Land reclamation is a form of land management, common in the American Southwest, that seeks to alter arid landscapes through a fabricated re-balancing of the hydrological ledger: taking water from one location, sometimes at great expense and through vast infrastructures, to irrigate a different landscape. San Francisco, looking to flourish in a dry climate, has been the beneficiary of one such reclamation project: the Hetch Hetchy Water System, an infrastructure of remarkable and often-overlooked means.
At one end of the system lies Yosemite National Park’s Hetch Hetchy Valley, occupied for thousands of years by indigenous peoples, now dammed and flooded. At the other is the west edge of the San Francisco Peninsula, once covered in endless dunes and now home to Golden Gate Park, the city’s parkland crown jewel. Between these two points, an immense and obscure infrastructure carves gentle lines through thirsty almond groves on its way out to the coast, and the necessity of these decisions go unquestioned.
Unfortunately, reclamation may prove to be an inflexible basis for settlement, as climate change begins to manifest signs of stress within the infrastructural system. Meanwhile, contemporary discourse around the future of this system fundamentally fails to question the historic context behind its initial development. Investigating the Hetch Hetchy Water System’s history provides an opportunity to question the future of the system, and the inherent assumptions behind the reclamationist struggle against climate, ecology, and history that justified the project in the first place. This thesis thus seeks to interrogate and subvert the dominant condition of land reclamation in California in the context of changing climatic and political conditions.

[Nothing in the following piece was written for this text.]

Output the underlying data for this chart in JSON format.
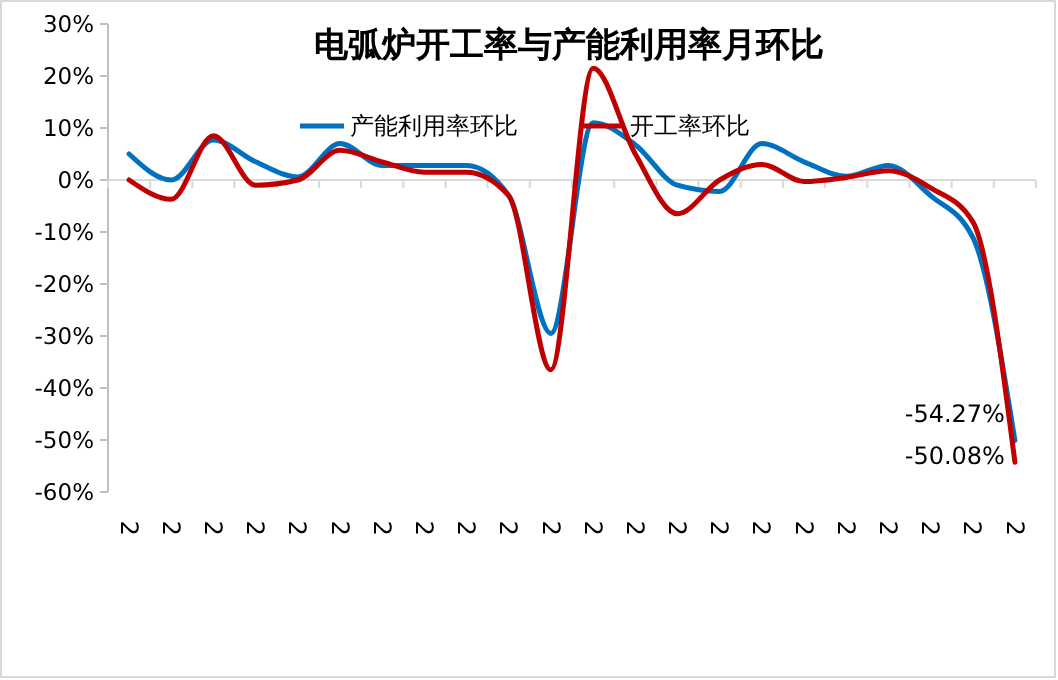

The extent of the Hetch Hetchy Water System is mapped and explored, and three sites within the larger system –Golden Gate Park, the Central Valley’s San Joaquin Pipelines and the Hetch Hetchy Reservoir – are identified. Following a thorough overview of the environmental and political forces surrounding these sites – including reflections on a series of overlooked proposals from Frederick Law Olmsted, Mary Hunter Austin and John Muir that, in opposing reclamation, ended up on the wrong side of history – this thesis will propose a series of landscapes that seek to reintegrate presently-subsumed ecological forces – sand dunes, seasonal flooding, and Native American land management practices – rather than rejecting them. Drawing on the overlooked alternatives to San Francisco’s reclamation project, these landscapes seek neither to return to a long-lost pristine nature nor to support a purely manmade ecology. Instead, they look to balance the needs and desire of humans against the potential for native ecologies to function resiliently, with the goal of creating enriching and generous environments that sustain us all through the challenging futures to come.